Once the data is all in one place, it would be much easier for parents to establish which schools they could send their children to. It would be an opportunity for businesses of all sorts to help parents to make that easier. We ought to be putting ourselves in a position where we are making sure that we do not disadvantage people because they are disadvantaged. We should look after people who find it difficult to deal with differently arranged and differently stated sets of admissions criteria. We should not be disadvantaging people like that; we ought to—it is really quite simple—put them in a position where they are on a level footing with everyone else. I beg to move.
My Lords, I am very grateful to the Minister for her reply and to my noble friends and others for their interventions before that. I am delighted that she considers that Clause 2(3)(a) covers my Amendment 5. If I have any further concerns about that when I have reread her reply in Hansard, I will write to her.

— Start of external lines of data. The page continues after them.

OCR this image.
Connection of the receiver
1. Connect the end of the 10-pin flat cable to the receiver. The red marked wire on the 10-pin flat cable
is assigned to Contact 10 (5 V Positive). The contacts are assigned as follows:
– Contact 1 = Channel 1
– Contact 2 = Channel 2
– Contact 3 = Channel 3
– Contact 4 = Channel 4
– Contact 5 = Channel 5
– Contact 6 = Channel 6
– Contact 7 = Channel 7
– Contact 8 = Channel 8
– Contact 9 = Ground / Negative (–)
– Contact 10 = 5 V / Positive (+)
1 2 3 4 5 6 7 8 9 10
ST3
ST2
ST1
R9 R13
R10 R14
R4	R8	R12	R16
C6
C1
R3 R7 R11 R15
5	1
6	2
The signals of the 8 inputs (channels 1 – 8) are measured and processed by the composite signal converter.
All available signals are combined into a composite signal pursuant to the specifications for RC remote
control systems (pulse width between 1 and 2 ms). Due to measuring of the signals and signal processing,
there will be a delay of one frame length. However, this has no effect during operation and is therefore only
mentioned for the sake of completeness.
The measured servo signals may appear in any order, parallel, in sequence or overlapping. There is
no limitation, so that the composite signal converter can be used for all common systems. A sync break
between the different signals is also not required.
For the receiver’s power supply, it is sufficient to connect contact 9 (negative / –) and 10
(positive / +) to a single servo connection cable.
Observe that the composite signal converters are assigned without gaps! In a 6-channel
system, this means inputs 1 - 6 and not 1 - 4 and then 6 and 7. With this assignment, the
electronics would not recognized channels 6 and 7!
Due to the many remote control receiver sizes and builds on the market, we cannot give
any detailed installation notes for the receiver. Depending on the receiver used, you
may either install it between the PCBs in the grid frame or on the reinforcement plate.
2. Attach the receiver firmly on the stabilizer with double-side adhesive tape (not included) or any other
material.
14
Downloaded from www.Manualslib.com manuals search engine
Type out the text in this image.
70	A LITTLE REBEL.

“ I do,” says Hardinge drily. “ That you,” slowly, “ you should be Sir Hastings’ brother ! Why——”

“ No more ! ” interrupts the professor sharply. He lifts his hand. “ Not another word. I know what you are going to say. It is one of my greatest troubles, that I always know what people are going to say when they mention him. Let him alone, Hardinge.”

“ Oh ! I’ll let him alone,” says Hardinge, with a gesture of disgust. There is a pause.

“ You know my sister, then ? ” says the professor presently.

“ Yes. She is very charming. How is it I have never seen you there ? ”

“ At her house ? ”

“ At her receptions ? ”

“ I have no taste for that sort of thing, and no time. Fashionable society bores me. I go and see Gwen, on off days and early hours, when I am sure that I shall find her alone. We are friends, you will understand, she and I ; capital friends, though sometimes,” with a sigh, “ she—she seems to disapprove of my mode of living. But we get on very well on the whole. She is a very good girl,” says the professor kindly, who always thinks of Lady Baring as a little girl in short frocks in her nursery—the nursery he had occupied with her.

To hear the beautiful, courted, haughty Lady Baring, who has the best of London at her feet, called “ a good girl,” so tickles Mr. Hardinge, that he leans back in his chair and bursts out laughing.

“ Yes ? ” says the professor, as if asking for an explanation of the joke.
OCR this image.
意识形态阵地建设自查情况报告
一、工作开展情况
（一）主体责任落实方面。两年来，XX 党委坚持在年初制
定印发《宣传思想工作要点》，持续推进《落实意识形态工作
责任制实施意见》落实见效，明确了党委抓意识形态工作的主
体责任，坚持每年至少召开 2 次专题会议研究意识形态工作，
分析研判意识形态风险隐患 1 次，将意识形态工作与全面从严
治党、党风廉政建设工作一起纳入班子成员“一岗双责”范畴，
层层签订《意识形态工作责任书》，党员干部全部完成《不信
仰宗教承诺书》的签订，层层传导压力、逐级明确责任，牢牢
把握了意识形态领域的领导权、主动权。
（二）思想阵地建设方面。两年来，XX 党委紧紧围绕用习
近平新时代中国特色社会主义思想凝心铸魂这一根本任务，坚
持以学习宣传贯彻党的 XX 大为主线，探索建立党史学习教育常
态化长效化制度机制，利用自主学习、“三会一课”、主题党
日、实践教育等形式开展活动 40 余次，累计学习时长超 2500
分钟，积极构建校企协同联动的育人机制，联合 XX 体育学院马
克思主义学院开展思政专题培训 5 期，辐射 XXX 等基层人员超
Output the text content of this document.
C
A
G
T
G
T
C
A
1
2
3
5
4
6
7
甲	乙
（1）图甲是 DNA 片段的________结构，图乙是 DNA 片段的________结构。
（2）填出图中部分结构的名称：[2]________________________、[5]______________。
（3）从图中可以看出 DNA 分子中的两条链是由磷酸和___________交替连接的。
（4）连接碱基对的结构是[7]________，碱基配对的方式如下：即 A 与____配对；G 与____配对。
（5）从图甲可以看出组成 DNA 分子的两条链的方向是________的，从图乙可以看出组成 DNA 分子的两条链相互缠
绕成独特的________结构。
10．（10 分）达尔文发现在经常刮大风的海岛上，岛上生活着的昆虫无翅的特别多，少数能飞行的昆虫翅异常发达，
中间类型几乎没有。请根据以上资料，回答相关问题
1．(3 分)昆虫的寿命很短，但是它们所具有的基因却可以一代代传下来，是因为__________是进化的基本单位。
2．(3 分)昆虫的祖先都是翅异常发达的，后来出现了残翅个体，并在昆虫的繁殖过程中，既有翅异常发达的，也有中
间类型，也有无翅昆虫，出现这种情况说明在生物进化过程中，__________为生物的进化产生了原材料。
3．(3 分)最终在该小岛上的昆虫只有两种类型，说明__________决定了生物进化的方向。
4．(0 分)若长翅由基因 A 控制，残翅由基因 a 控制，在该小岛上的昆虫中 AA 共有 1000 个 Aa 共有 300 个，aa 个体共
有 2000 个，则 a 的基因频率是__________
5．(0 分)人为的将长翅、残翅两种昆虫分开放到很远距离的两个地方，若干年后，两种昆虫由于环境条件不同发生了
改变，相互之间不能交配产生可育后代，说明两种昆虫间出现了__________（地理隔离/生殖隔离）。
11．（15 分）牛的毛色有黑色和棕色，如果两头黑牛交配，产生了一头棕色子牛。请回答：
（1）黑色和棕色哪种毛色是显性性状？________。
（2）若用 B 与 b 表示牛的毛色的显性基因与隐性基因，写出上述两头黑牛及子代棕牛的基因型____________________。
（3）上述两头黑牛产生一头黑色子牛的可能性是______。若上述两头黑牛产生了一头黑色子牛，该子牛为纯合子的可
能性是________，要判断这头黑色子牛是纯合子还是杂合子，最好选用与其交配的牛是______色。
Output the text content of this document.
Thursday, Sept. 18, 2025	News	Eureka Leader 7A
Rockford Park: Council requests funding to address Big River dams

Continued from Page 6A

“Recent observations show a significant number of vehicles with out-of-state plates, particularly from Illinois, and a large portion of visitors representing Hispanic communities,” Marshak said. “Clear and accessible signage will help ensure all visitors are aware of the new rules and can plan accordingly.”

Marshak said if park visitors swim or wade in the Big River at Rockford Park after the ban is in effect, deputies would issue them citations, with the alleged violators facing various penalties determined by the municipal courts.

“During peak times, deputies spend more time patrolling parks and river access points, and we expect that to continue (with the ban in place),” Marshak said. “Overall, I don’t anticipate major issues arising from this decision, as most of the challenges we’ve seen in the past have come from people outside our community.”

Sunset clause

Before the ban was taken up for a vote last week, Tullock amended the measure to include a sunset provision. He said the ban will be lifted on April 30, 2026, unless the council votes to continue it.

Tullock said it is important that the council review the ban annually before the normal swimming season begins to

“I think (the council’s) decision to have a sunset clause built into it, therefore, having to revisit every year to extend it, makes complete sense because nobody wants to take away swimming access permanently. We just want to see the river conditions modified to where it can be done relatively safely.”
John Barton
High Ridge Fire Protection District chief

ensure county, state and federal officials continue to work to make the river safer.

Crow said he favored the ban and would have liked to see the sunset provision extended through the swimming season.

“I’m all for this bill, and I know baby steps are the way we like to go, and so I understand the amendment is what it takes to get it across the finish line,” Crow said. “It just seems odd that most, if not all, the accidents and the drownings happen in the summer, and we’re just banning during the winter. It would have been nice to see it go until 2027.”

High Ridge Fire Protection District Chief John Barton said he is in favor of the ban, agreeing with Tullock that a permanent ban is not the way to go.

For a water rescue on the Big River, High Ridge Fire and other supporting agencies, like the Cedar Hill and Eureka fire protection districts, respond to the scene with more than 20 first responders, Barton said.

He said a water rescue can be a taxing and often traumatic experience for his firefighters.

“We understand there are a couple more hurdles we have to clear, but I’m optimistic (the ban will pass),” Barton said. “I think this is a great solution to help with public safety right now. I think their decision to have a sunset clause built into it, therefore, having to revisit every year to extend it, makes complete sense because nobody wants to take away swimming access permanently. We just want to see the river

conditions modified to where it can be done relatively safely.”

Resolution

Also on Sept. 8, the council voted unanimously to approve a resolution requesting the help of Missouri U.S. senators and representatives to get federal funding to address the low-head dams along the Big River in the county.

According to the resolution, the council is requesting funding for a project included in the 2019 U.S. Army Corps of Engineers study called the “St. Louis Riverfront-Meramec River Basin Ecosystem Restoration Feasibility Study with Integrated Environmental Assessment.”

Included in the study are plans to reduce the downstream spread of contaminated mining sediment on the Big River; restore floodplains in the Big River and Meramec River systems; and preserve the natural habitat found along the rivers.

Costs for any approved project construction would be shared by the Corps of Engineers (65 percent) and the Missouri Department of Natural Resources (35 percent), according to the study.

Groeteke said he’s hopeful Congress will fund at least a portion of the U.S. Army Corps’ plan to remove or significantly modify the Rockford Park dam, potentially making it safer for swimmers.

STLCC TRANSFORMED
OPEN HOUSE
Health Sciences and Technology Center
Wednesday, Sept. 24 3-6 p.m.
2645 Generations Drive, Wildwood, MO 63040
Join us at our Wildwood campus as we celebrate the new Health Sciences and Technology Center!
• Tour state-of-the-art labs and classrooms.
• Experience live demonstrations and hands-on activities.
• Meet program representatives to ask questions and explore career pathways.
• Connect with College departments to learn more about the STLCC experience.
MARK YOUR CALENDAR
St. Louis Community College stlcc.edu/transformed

I am sure that we need to do something about data integrity across the piece. I will very much take into account what the Minister has said about the Sullivan review and how sex data is or might be recorded in the future. However, it is a considerable problem that there is no reliable source of it, particularly when it comes to deciding how to treat people medically but also in other circumstances, as my noble friend has said, such as prisons and sports. We have to think through how to have a reliable source of it, which is clearly not passports, while for those with a gender recognition certificate, birth certificates are not a reliable source of information. There are obviously other aspects of life, too, where one wants to know that the data being collected is accurate.
So far as schools’ admissions regulations are concerned, I am afraid the state of the matter is that local authorities are no longer publishing the data that they ought to. The previous Government, who had plenty of time to enforce it, did not and this Government have not yet picked up on that. I will read what the Minister has said and pursue her colleagues in the Department for Education to see if we can get some improvement on the current state of affairs. With thanks to the Minister, I beg leave to withdraw my amendment.